— Что? — Мирослав обернулся к Тихону.
Тот уже вставал с колен. И прежде чем Мирослав успел ему помешать, Шелест поднял свой биоаннигилятор и выстрелил. И тут же закрыл Мирославу лицо ладонью и отвернулся сам. Но закрыться от страшного истошного крика они не смогли, и крик этот, наматывающий душу на железные крючья и тянущий ее из тела, режущий совесть, как пилит горло ржавая пила, вонзающий иглы в уши, глаза, мозг и еще глубже, в растерзанный разум, этот крик пригвоздил их к полу. Мирослав обнаружил себя стоящим на коленях и держащимся за Шелеста, который скорчился рядом, хрипло дыша.
— Это был клон, да? — простонал Мирослав. — Созданный Меченовым, чтобы нас остановить?
Шелест оперся на плечо Стихеева и встал.
— Это была Вика, — ответил он. — Настоящая. Она использовала генконструктор, как и Меченов. И стала Новым Человеком. А я остался старым — и не был ей больше нужен. Они считают, что обычные люди, оставшиеся в ублюдочном загоне низкой морали и грязной совести, годятся лишь в ассенизаторы и кладовщики былых чувств. Идем, убьем к дьяволу всех этих Новых! Пусть я буду проклят за то, что предал свою веру, — пусть, я все равно сделаю то, что должен. Ты со мной?
Мирослав медленно поднял свой биопулемет, нацеливая его в спину Шелесту.
— А кто же лежит в больнице? — спросил он хриплым, срывающимся голосом.

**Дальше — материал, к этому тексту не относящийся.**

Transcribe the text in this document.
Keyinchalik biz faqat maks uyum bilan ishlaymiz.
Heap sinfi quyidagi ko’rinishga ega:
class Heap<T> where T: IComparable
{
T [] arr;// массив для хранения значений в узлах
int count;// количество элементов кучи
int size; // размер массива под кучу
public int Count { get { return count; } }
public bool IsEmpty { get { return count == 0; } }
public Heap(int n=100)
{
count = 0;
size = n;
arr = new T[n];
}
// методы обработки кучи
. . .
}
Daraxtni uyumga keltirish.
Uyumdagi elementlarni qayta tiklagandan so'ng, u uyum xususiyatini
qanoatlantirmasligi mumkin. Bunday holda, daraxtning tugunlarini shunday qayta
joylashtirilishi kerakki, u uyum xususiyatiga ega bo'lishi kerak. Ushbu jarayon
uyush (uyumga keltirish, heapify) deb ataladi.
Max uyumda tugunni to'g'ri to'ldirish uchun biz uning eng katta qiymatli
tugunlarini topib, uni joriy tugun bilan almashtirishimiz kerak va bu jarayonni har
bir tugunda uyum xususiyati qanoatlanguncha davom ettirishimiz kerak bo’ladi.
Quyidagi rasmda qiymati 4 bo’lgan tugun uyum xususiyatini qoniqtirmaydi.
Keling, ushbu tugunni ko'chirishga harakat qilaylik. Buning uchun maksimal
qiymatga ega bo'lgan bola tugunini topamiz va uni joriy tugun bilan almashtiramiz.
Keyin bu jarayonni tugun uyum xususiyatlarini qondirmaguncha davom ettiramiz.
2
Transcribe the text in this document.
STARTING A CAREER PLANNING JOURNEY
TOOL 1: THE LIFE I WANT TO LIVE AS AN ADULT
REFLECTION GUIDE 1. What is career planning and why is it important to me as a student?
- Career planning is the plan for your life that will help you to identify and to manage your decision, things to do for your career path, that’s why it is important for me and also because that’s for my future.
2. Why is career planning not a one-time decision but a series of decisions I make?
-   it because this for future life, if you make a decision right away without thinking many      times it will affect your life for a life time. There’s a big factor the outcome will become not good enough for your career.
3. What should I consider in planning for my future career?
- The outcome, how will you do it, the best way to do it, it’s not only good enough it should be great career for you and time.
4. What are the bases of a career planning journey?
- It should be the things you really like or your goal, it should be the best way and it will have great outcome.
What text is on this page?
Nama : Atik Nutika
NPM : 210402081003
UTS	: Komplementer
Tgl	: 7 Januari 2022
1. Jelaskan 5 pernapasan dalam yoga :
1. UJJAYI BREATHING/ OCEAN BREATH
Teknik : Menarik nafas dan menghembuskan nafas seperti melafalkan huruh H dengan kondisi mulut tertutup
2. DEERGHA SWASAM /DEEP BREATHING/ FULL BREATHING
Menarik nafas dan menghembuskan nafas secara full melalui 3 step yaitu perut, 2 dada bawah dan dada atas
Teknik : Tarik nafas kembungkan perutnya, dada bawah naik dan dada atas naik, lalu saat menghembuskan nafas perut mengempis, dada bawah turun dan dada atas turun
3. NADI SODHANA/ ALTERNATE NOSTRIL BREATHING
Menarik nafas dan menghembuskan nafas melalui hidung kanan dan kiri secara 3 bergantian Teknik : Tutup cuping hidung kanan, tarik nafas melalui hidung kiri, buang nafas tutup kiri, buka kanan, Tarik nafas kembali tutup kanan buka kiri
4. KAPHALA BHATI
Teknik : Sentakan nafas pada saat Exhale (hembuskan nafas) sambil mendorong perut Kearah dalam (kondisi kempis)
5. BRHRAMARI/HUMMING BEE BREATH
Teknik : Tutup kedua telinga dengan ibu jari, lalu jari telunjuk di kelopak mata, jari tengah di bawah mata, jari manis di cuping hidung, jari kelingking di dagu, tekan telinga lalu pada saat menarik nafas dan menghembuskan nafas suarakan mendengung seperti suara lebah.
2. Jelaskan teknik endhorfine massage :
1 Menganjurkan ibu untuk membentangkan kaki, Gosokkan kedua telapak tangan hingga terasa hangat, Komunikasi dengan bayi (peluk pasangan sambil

— В больнице осталась Вика номер два. Я пытался воссоздать ее... неудачно. Ускоренная репликация все испортила. Именно с образом неудавшегося клона ты и встречался в виртуале. Не с этой, — он кивнул на разложившиеся останки. — Для меня она умерла еще давно. А теперь, когда она встала на сторону Меченова, она не оставила мне выбора. Да ты посмотри, посмотри на нее.
Преодолевая отвращение и страх, Мирослав повернул голову и взглянул на то, что осталось от Виктории. Сквозь побуревшие хлопья растаявшей плоти и шелуху отслоившейся кожи серебрились тонкие трубки металлизированных костей и светились в радиоактивном спектре растекшиеся по полу лужицы лимфы.
— Глубокая перестройка организма, — выдохнул Шелест. — Боевая модификация. Она могла бы разорвать нас голыми руками, но слишком понадеялась на свою псионическую силу и неуязвимость для обычного оружия.
Он обернулся к Мирославу.
— Этот путь надо пройти до конца, куда бы он ни вел. Потому что сворачивать поздно. Ты обещал помочь мне. Отвернувшись сейчас, ты ничего не спасешь — ни жизнь свою, ни совесть, ни разум, который жаждет ответов. Идем.
Мирослав медленно опустил оружие и пошел вслед за Шелестом. Он ничего не сказал и не оглянулся. Впереди их ждал последний ярус — смотровая площадка, на которой находился штаб Меченова.
\TOWER.FALL
• NOTHING TO SAY. READ CAREFULLY AND REMEMBER ME IN YOUR DREAMS
Вкус крови во рту — это когда прокушена губа, и соленым нектаром смачивает язык гемоглобиновая смесь, вытекающая из твоего тела. Вкус крови в голове — это когда твоя совесть бьется, как пригвожденная к доске птица, и из ран ее сочится горький яд раскаяния. Его капли горячи и жестоки — падая в израненное сознание, они способны отравить его самопрезрением или же наполнить упоением яростной ненависти ко всему окружающему.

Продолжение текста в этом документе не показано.